I keep thinking and praying for Wyatt, a boy so brave, good-hearted, and young that he certainly deserved to escape. I myself fled the climate crisis for the first time when I left New York. When I first moved to the Northeast for college in 2005, the winters were so cold that I had to wear two overcoats and two pairs of pants. By the time I left New York in 2018, I could often go coatless in February and mosquitos were a year-round menace. The summers became increasingly unbearable, and I was falling sick every two or three weeks. I returned to my hometown of Portland thinking it would be far more climate-resilient and temperate — yet my second, more dramatic escape from the climate crisis has debunked that complacency. After decamping on Labor Day, I wanted to take the scenic 101 back up north, but my father overruled me to make a loop toward the south. Had I gotten my way, and perhaps stopped for an afternoon hike as we often do, we could have lost our lives in the coastal fire.
Though I escaped fire zones on Labor Day, Portland is now surrounded by fires to the north, south, east, and west. And this is only the beginning: Oregonians who grew up being constantly rained on lament that “this was not a thing” until just a few years ago, but this still-foreign concept of a fire season will only get worse. I know that running forever isn’t an option — nowhere on Earth is truly safe.

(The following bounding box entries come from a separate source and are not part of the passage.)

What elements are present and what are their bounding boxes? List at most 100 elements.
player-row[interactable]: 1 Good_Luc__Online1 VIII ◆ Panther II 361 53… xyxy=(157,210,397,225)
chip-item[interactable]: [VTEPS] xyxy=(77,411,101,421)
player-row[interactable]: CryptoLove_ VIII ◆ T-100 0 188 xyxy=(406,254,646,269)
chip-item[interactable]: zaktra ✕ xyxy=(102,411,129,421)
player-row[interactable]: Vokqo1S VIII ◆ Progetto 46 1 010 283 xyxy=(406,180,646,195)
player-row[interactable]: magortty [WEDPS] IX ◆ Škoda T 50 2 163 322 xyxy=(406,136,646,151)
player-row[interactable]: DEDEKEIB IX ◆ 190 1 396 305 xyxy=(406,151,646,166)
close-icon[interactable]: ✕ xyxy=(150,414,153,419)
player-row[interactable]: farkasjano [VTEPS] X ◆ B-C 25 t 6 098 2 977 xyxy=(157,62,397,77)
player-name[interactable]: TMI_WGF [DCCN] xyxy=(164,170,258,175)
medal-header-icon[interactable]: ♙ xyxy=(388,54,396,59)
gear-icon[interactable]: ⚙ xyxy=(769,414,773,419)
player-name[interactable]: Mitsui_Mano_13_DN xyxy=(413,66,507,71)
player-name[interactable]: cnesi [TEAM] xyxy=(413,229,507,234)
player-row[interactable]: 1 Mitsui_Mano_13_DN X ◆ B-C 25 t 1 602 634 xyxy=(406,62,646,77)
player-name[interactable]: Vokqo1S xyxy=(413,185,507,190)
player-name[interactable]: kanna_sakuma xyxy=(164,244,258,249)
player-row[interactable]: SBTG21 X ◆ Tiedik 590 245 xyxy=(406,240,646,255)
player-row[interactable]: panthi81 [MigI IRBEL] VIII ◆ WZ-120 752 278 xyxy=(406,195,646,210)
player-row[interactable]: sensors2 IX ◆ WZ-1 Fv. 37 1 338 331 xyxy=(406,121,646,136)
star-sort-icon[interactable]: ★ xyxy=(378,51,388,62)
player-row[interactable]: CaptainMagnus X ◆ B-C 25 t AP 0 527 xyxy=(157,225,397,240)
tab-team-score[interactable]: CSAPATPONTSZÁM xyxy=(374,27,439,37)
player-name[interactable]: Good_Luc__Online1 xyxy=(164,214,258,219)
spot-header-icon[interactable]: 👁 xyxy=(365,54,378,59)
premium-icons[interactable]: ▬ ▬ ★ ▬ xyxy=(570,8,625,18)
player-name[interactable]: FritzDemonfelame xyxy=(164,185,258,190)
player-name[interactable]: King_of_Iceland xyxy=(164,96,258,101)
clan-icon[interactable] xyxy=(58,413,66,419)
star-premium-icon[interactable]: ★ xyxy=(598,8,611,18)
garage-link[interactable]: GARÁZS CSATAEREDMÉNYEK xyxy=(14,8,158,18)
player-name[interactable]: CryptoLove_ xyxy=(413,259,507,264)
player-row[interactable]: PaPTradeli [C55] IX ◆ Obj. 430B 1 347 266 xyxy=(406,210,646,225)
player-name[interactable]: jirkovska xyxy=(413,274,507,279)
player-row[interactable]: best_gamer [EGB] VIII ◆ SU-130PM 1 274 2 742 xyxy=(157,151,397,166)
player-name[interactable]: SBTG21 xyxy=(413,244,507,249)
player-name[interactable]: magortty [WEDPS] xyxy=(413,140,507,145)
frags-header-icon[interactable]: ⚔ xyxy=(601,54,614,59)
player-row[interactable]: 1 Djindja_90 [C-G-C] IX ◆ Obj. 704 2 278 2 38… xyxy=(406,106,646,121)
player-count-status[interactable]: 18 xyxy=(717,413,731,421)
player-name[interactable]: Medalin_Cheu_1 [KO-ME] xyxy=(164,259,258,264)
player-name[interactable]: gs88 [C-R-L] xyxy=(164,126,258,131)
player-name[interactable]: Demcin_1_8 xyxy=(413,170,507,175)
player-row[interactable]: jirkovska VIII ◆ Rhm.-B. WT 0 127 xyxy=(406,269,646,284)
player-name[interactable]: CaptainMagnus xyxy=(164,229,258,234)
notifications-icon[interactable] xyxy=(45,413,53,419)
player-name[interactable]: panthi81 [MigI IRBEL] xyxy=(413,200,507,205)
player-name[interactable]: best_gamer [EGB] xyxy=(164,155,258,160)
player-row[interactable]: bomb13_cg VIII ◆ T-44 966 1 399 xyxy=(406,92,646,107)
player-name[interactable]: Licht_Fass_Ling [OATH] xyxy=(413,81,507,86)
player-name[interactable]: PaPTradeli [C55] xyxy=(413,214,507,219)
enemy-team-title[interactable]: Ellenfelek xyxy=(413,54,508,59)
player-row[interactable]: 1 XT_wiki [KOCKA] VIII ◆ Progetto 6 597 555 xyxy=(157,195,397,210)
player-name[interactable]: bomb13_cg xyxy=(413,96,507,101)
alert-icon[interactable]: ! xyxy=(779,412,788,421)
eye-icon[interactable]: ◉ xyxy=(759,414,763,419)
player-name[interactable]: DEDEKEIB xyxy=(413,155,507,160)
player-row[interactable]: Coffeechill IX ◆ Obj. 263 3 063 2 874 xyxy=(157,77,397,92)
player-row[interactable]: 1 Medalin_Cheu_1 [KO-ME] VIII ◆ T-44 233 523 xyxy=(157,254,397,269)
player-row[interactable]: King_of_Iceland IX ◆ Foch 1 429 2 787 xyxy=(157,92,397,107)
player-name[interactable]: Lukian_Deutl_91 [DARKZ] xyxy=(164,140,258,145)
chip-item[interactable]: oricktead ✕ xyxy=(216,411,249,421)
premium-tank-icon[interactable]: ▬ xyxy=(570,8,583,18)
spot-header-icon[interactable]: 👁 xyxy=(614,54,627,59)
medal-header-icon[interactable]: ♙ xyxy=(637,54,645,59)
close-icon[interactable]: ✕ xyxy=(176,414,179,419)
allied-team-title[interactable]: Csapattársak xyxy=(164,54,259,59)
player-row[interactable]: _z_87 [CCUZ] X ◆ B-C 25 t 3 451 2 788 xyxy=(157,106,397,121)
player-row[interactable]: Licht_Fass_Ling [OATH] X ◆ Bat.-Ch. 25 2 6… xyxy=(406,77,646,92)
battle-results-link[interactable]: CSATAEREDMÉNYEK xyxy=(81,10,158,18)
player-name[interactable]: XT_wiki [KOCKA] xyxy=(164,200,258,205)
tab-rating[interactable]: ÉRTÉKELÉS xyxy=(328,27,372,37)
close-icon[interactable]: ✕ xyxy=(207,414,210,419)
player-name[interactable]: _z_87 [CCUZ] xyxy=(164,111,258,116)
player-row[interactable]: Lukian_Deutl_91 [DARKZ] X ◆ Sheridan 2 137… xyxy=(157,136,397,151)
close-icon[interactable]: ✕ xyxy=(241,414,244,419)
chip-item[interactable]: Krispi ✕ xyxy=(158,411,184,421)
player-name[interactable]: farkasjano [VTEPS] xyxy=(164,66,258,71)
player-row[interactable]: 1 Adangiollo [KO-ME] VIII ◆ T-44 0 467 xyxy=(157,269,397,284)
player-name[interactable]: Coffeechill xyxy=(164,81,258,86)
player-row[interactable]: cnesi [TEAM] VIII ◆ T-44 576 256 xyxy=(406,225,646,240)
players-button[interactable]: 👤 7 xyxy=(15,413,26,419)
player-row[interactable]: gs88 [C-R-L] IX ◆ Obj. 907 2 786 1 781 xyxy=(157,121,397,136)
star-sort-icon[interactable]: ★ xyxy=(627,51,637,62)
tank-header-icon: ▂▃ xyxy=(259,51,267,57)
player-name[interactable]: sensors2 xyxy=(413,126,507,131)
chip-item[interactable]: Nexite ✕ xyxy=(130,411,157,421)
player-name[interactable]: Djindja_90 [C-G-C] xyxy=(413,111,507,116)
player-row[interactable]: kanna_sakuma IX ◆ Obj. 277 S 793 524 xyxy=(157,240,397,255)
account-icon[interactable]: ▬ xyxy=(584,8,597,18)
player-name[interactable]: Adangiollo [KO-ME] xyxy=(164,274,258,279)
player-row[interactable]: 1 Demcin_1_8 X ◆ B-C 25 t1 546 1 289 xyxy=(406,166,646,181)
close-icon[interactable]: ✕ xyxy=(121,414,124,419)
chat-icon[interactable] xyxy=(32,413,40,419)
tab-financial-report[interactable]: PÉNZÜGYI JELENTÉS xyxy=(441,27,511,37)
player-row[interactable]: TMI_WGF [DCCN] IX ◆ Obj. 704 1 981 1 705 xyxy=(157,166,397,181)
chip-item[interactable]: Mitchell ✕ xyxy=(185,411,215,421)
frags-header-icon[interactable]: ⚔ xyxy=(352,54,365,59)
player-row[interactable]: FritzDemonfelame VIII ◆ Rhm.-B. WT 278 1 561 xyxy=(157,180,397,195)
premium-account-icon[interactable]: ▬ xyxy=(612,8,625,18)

Yet, there are many things we can still do to collectively mitigate the most devastating impacts of the climate crisis. By all means, donate to the Red Cross and the firefighters in Oregon and other western states, and vote for politicians at all levels with a track record of protecting the environment. But the most impactful thing you can do today is adopting a vegan diet. According to a landmark 2018 study published in Science, going vegan reduces an individual’s carbon footprint by 73 percent. The lead author, Joseph Poore, concluded that “a vegan diet is probably the single biggest way to reduce your impact on planet Earth, not just greenhouse gases, but global acidification, eutrophication, land use and water use. It is far bigger than cutting down on your flights or buying an electric car.” Poore, who had originally set out to discover a sustainable model for livestock farming, found that “avoiding consumption of animal products delivers far better environmental benefits than trying to purchase sustainable meat and dairy” and became vegan one year into the five-year research.

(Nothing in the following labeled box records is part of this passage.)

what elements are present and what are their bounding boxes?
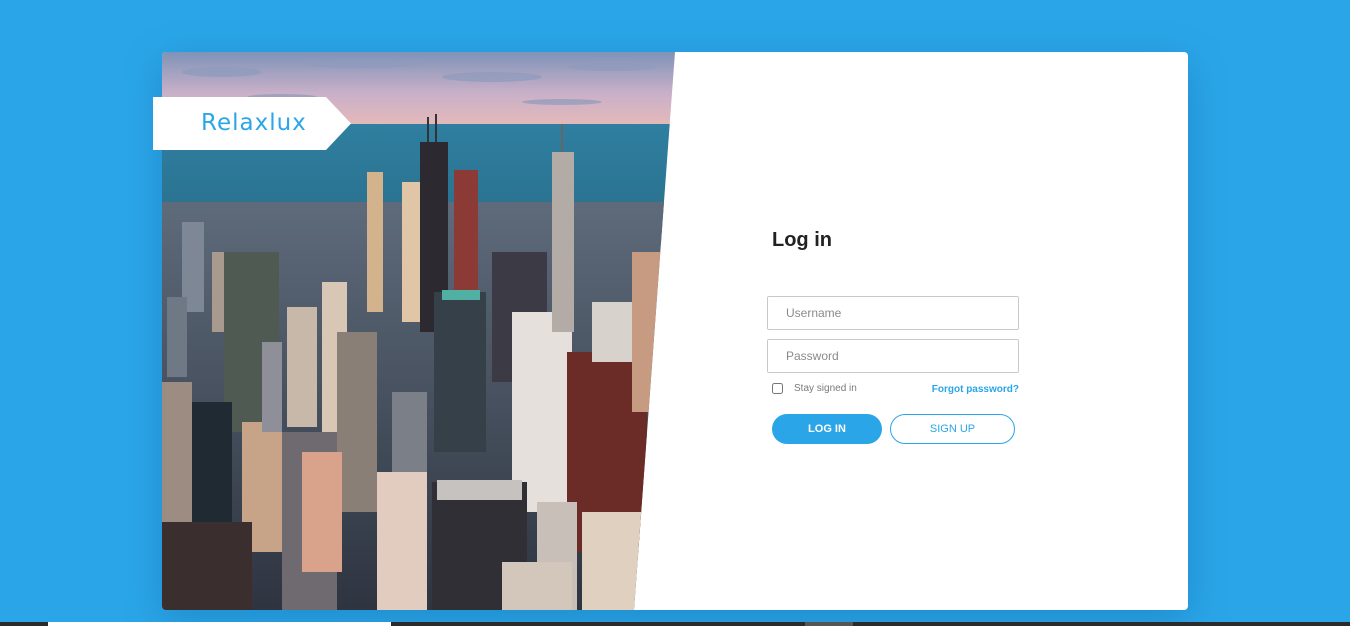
- login-form: Log in Stay signed in Forgot password? L…: [767, 52, 1027, 610]
- login-button[interactable]: LOG IN: [772, 414, 882, 444]
- stay-signed-in-label[interactable]: Stay signed in: [794, 383, 857, 394]
- brand-logo-flag: Relaxlux: [153, 97, 351, 150]
- brand-logo[interactable]: Relaxlux: [201, 109, 307, 137]
- stay-signed-in-row: Stay signed in: [772, 383, 857, 394]
- taskbar-segment: [805, 622, 853, 626]
- username-input[interactable]: [767, 296, 1019, 330]
- page: Log in Stay signed in Forgot password? L…: [0, 0, 1350, 626]
- forgot-password-link[interactable]: Forgot password?: [932, 384, 1019, 395]
- login-title: Log in: [772, 229, 832, 251]
- taskbar: [0, 622, 1350, 626]
- taskbar-active-segment: [48, 622, 391, 626]
- stay-signed-in-checkbox[interactable]: [772, 383, 783, 394]
- signup-button[interactable]: SIGN UP: [890, 414, 1015, 444]
- password-input[interactable]: [767, 339, 1019, 373]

This is not an impossible request: Becoming vegan is far less extreme than fleeing fires, sleeping with an N-95 mask on, and watching the young generation perish without inheriting a beautiful or even habitable Earth. But if making the commitment feels overwhelming, eating more plant-based food and complimenting yourself after each vegan meal will also help — meaningfully and immediately. We simply don’t have time to sit and do nothing until the right-minded politicians win elections, gather enough political will, pass legislations, and green our infrastructure.
We all have things that we are willing to do anything to protect — today those are besieged in Oregon, but tomorrow or next month it could be anywhere else. Only with all hands on deck do we have a chance of saving our lives, our nature, and the future generations.